Rick Hamlin shares a memory of how his high school drama teacher taught him that creativity carries with it a spark of the divine.
- Posted on Jan 3, 2018
Not long ago I was at a bookstore in my hometown of Pasadena, doing a reading of a memoir I’d written, and some of my old high school friends showed up, supporting me, urging me on, like we did for each other back in the day. Michael was there—Michael who’d danced with a bottle balanced on his head when we performed Fiddler on the Roof—and he reminded me of something our beloved drama teacher and director, Mr. Clopper, used to say: “God is love, angels.”
That was the benediction Clop, as we called him, gave us on opening nights, when our nerves were most fraught, when we wondered if we would be any good, when all the work of our rehearsals would have to show. When we yearned for his blessing on what we had wrought.
I wasn’t quite sure why Clop used those words back then. They felt good, of course. We had pushed ourselves farther than we ever thought possible. We had learned our lines, had absorbed the playwright’s intention for our characters. We had our blocking down cold. Now was the moment we had to perform for our classmates and parents and friends, hoping they liked what we had put our whole hearts into.
God was indeed love, Clop was there to reassure us. But why did he use the word angels? What was that about? I thought maybe it was just a tagline. Sometimes, in a playful mood, Clop would change a letter around and make it “angles” instead of angels. But who were these angels?
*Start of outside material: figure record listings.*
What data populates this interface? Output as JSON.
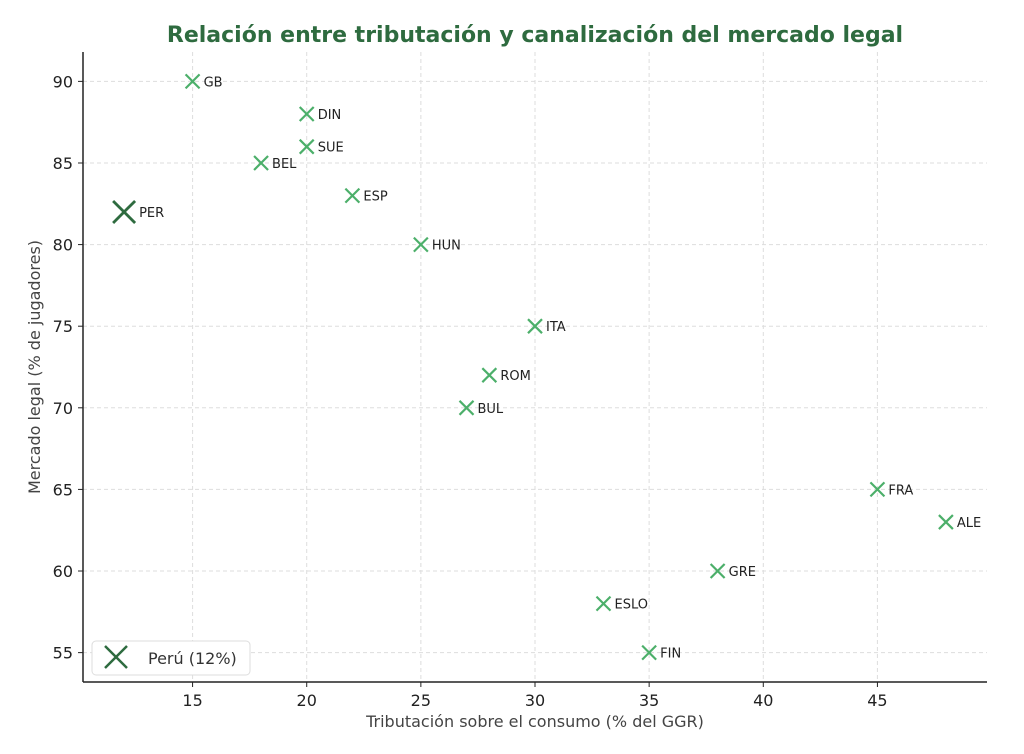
{
  "chart_data": {
    "type": "scatter",
    "title": "Relación entre tributación y canalización del mercado legal",
    "xlabel": "Tributación sobre el consumo (% del GGR)",
    "ylabel": "Mercado legal (% de jugadores)",
    "xlim": [
      10.2,
      49.8
    ],
    "ylim": [
      53.2,
      91.8
    ],
    "xticks": [
      15,
      20,
      25,
      30,
      35,
      40,
      45
    ],
    "yticks": [
      55,
      60,
      65,
      70,
      75,
      80,
      85,
      90
    ],
    "grid": true,
    "legend": {
      "position": "bottom-left",
      "entries": [
        "Perú (12%)"
      ]
    },
    "colors": {
      "points": "#4caf6a",
      "highlight": "#2e6b3f",
      "title": "#2e6b3f"
    },
    "points": [
      {
        "label": "GB",
        "x": 15,
        "y": 90
      },
      {
        "label": "DIN",
        "x": 20,
        "y": 88
      },
      {
        "label": "SUE",
        "x": 20,
        "y": 86
      },
      {
        "label": "BEL",
        "x": 18,
        "y": 85
      },
      {
        "label": "ESP",
        "x": 22,
        "y": 83
      },
      {
        "label": "HUN",
        "x": 25,
        "y": 80
      },
      {
        "label": "ITA",
        "x": 30,
        "y": 75
      },
      {
        "label": "ROM",
        "x": 28,
        "y": 72
      },
      {
        "label": "BUL",
        "x": 27,
        "y": 70
      },
      {
        "label": "FRA",
        "x": 45,
        "y": 65
      },
      {
        "label": "ALE",
        "x": 48,
        "y": 63
      },
      {
        "label": "GRE",
        "x": 38,
        "y": 60
      },
      {
        "label": "ESLO",
        "x": 33,
        "y": 58
      },
      {
        "label": "FIN",
        "x": 35,
        "y": 55
      }
    ],
    "highlight": {
      "label": "PER",
      "x": 12,
      "y": 82,
      "legend": "Perú (12%)"
    }
  }
}
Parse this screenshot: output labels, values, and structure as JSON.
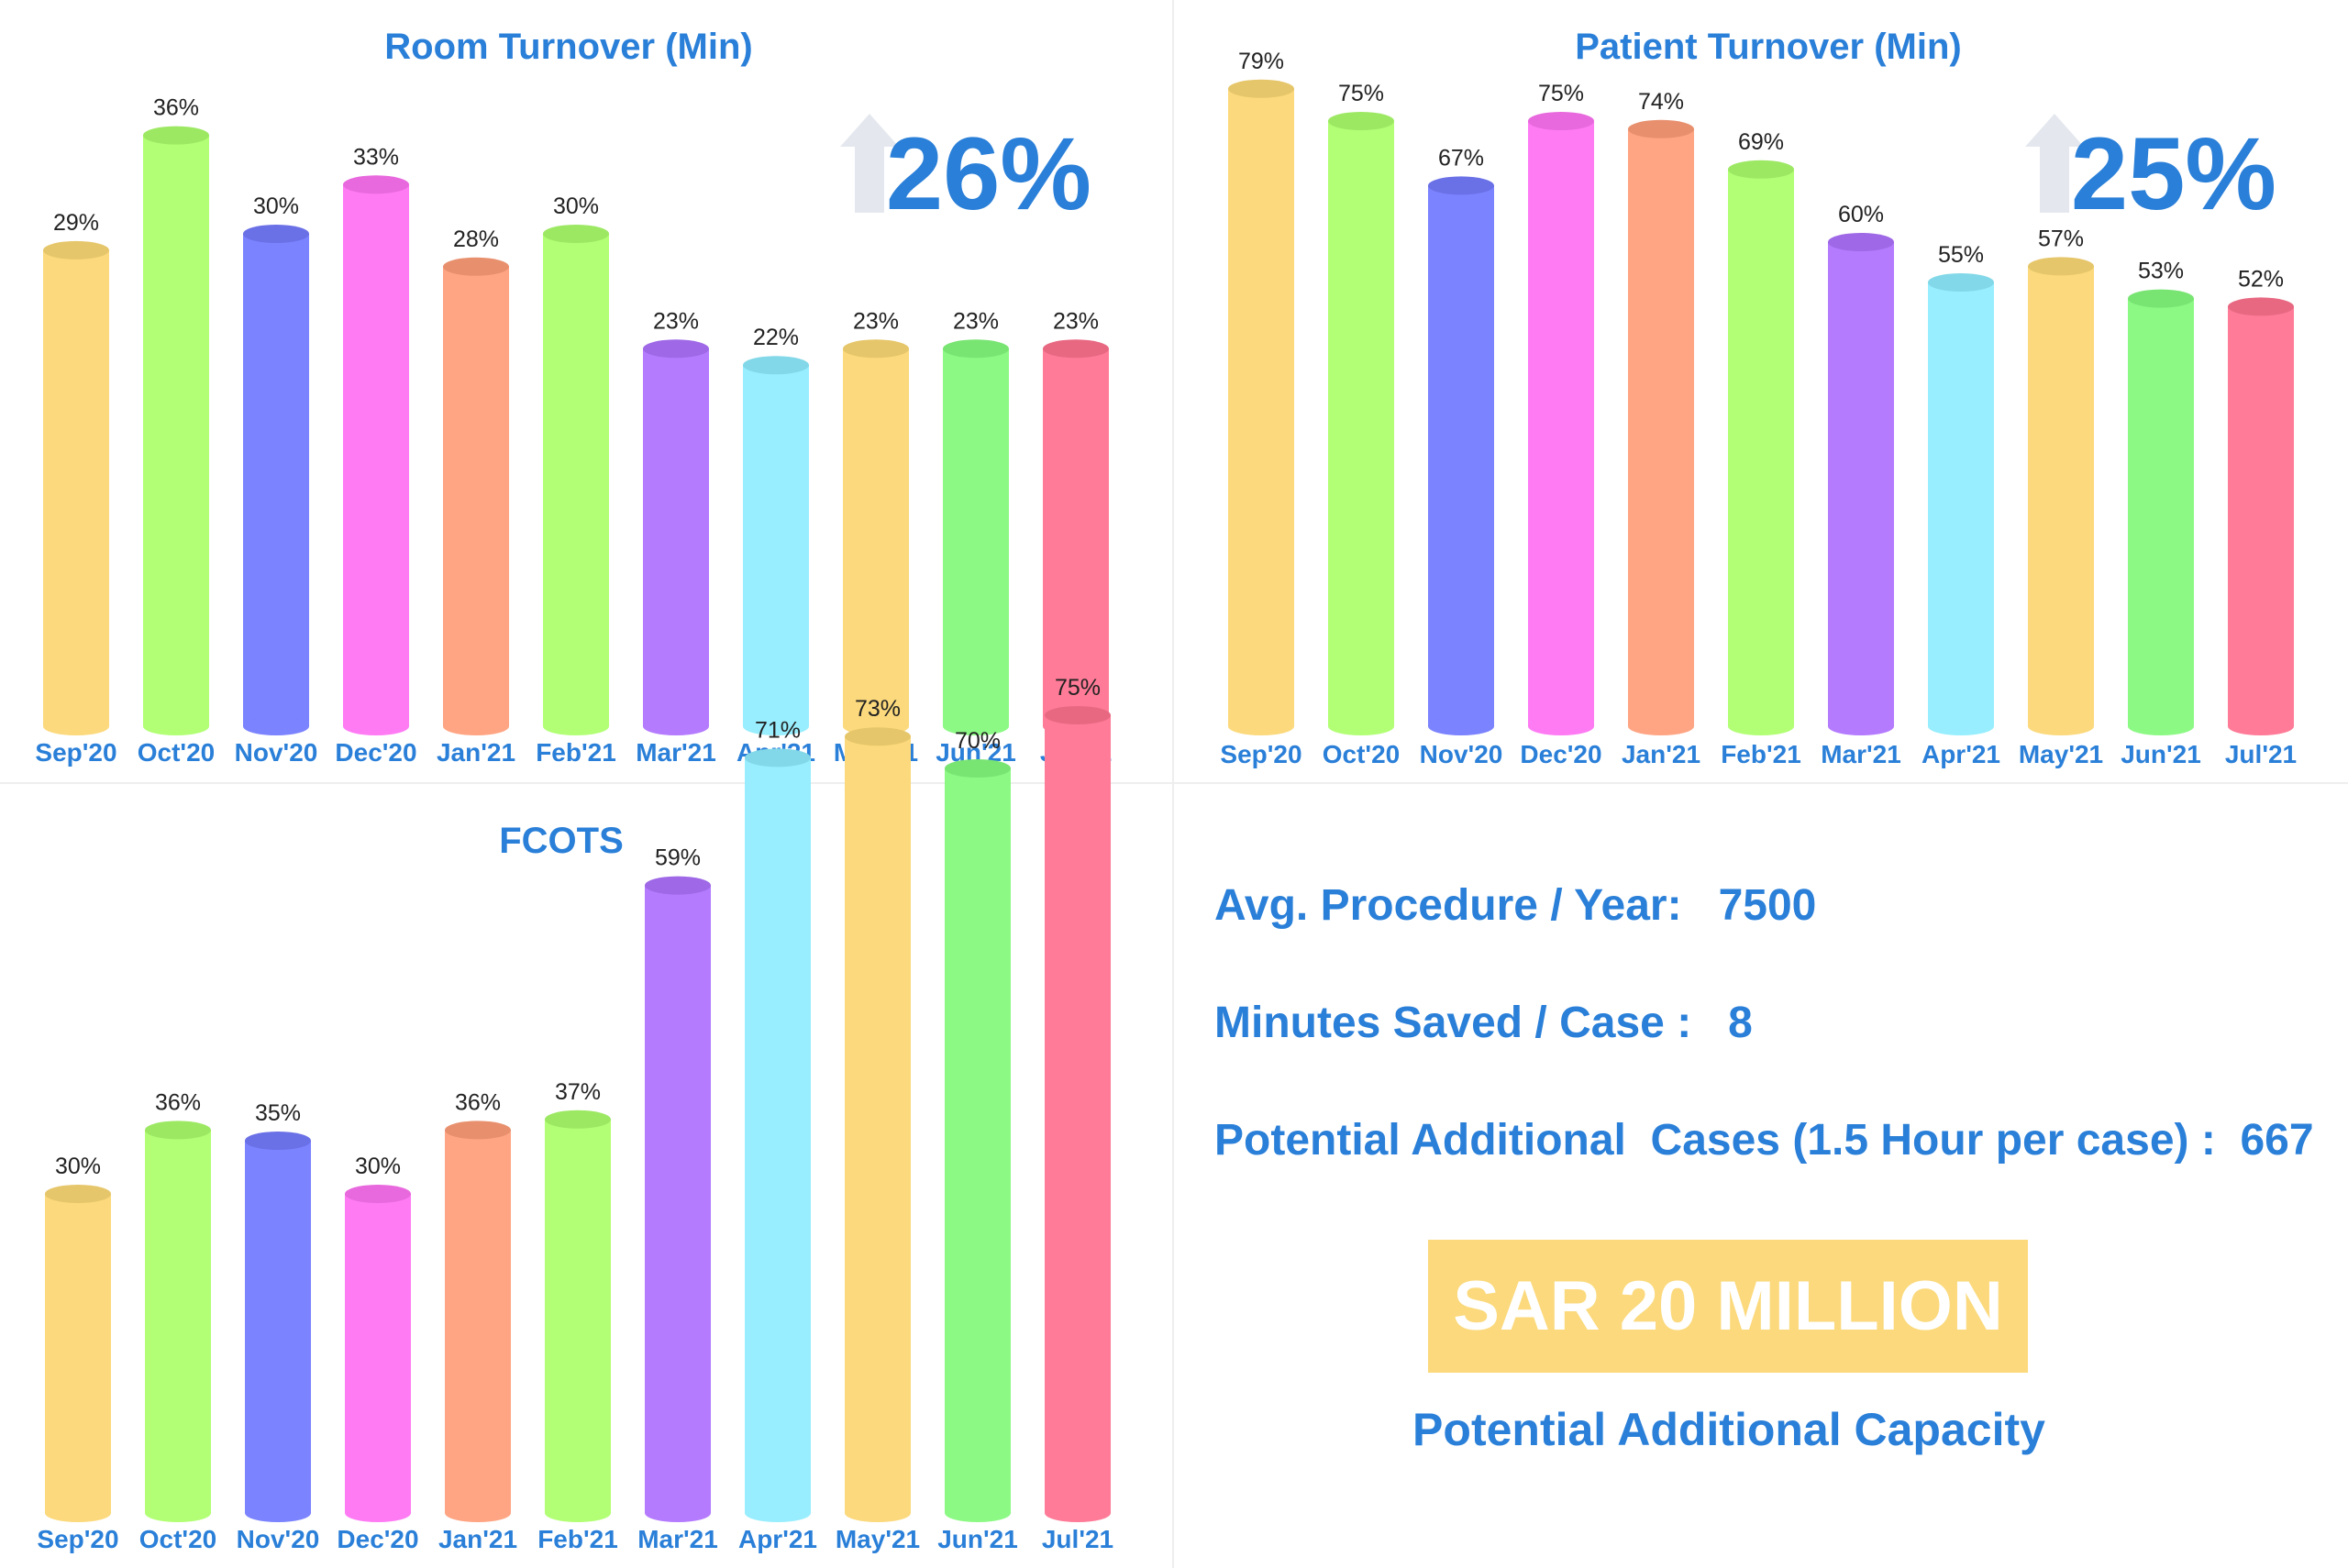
{
  "colors": {
    "accent": "#2a7fd8",
    "bars": [
      "#fbd97c",
      "#b2ff75",
      "#7b83ff",
      "#ff7bf4",
      "#ffa584",
      "#b2ff75",
      "#b47bff",
      "#98eefe",
      "#fbd97c",
      "#8df985",
      "#ff7b97"
    ],
    "bar_tops": [
      "#e6c66a",
      "#9ce863",
      "#6a70e6",
      "#e868dd",
      "#e8906e",
      "#9ce863",
      "#9e68e6",
      "#82d8e8",
      "#e6c66a",
      "#78e472",
      "#e86882"
    ]
  },
  "chart_data": [
    {
      "type": "bar",
      "title": "Room Turnover (Min)",
      "categories": [
        "Sep'20",
        "Oct'20",
        "Nov'20",
        "Dec'20",
        "Jan'21",
        "Feb'21",
        "Mar'21",
        "Apr'21",
        "May'21",
        "Jun'21",
        "Jul'21"
      ],
      "values": [
        29,
        36,
        30,
        33,
        28,
        30,
        23,
        22,
        23,
        23,
        23
      ],
      "value_labels": [
        "29%",
        "36%",
        "30%",
        "33%",
        "28%",
        "30%",
        "23%",
        "22%",
        "23%",
        "23%",
        "23%"
      ],
      "ylim": [
        0,
        40
      ],
      "improvement": "26%",
      "improvement_icon": "up-arrow-icon",
      "xlabel": "",
      "ylabel": ""
    },
    {
      "type": "bar",
      "title": "Patient Turnover (Min)",
      "categories": [
        "Sep'20",
        "Oct'20",
        "Nov'20",
        "Dec'20",
        "Jan'21",
        "Feb'21",
        "Mar'21",
        "Apr'21",
        "May'21",
        "Jun'21",
        "Jul'21"
      ],
      "values": [
        79,
        75,
        67,
        75,
        74,
        69,
        60,
        55,
        57,
        53,
        52
      ],
      "value_labels": [
        "79%",
        "75%",
        "67%",
        "75%",
        "74%",
        "69%",
        "60%",
        "55%",
        "57%",
        "53%",
        "52%"
      ],
      "ylim": [
        0,
        80
      ],
      "improvement": "25%",
      "improvement_icon": "up-arrow-icon",
      "xlabel": "",
      "ylabel": ""
    },
    {
      "type": "bar",
      "title": "FCOTS",
      "categories": [
        "Sep'20",
        "Oct'20",
        "Nov'20",
        "Dec'20",
        "Jan'21",
        "Feb'21",
        "Mar'21",
        "Apr'21",
        "May'21",
        "Jun'21",
        "Jul'21"
      ],
      "values": [
        30,
        36,
        35,
        30,
        36,
        37,
        59,
        71,
        73,
        70,
        75
      ],
      "value_labels": [
        "30%",
        "36%",
        "35%",
        "30%",
        "36%",
        "37%",
        "59%",
        "71%",
        "73%",
        "70%",
        "75%"
      ],
      "ylim": [
        0,
        80
      ],
      "xlabel": "",
      "ylabel": ""
    }
  ],
  "stats": {
    "avg_procedure": "Avg. Procedure / Year:   7500",
    "minutes_saved": "Minutes Saved / Case :   8",
    "potential_cases": "Potential Additional  Cases (1.5 Hour per case) :  667"
  },
  "banner": {
    "label": "SAR 20 MILLION"
  },
  "caption": "Potential Additional Capacity"
}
Clop was an exacting taskmaster, not at all given to spouting bland aphorisms. To those of us in the drama department, auditions for the first show of the year would begin in September and we would be in one show or another until the culminating performance of the senior class musical in the spring.
As you can imagine, we did some of the old standards like The Miracle Worker, The Diary of Anne Frank and The Music Man. In the winter he’d usually pick some show that had a lot of guy characters in it, like Mister Roberts or Stalag 17, to remind us that the gym and the ball field weren’t the only venues for male stardom (off-season, he could cast a few football players or baseball players for plum parts).
He always claimed that there was a place for everyone in the theater. Those who yearned for the limelight could trod the boards, but the classmates who sewed costumes or painted sets or hung lights or raised curtains were equally valuable, if not more so. We were taught that when the audience clapped it was not just for those on stage but everybody behind it and below it.
“Just remember,” he’d tell any lead actor foolish enough to think he ran the show, “at any moment the techie at the light board could leave you in the dark.”
In our classes we had to direct scenes, write monologues and do improvs, creating our own mini-dramas. Clop himself had undergone his training at the Pasadena Playhouse where he had studied with famous Hollywood actors. But it would be a mistake to assume that Mr. Clopper was just another frustrated would-be Hollywood actor-turned-teacher. He loved teaching teenagers and believed in his core that it was his calling. To make a difference to us.
We learned to be better listeners. When acting a part we looked for the motivation of a character, something we learned to do in real life, trying to get inside of people and understand what made them tick. That wasn’t so far off from what Jesus taught—the Golden Rule, or loving our neighbors as ourselves.
Most of the starring roles went to upperclassmen, but as a sophomore I was cast as a lead in that year’s musical, Brigadoon. I had to sing the love song “Come to Me, Bend to Me” and dance in a kilt for my bonnie Jeanne. I remember giving an early glimpse of the show at an assembly and making mincemeat of the song I was supposed to sing. I wanted to die.
But Mr. Clopper showed me and the rest of us how nerves could be your friend. That little bit of adrenaline, that buzz you got, could help you concentrate, could get you focused and give you an added boost. As long as you practiced a lot. Preparation was everything. (Years later when I had to perform at Carnegie Hall, singing a solo, I remembered this lesson well. How to get to Carnegie Hall? Practice, practice, practice!)
People used to say of our productions, “It seemed professional.” But that wasn’t Clop’s goal. He didn’t want us to act like professionals. He wanted us to infuse all that we did with love. The love of the words we were saying or singing, the love and respect we had for each other, the love we generated by what we did.
That would explain why he told us, “God is love.” But why “angels”? What was that about?
It was only now, all these years later, in that bookstore that I put it together, that it finally made sense. “He was calling us angels, wasn’t he?” I said to Michael.
Michael looked at me bemused.
“Mr. Clopper. When he said, ‘God is love, angels,’ he meant that we were the angels.” Because we had worked so hard, because we’d stretched ourselves, discovering that we had wings.
Michael recognized my grasp for the obvious. “Of course.” If God made humans just a bit below the angels, it was because we have so many unrealized angelic properties. As I found out, all it takes is a mentor, a teacher, a Shepherd, a friend, to call them out and help us take flight.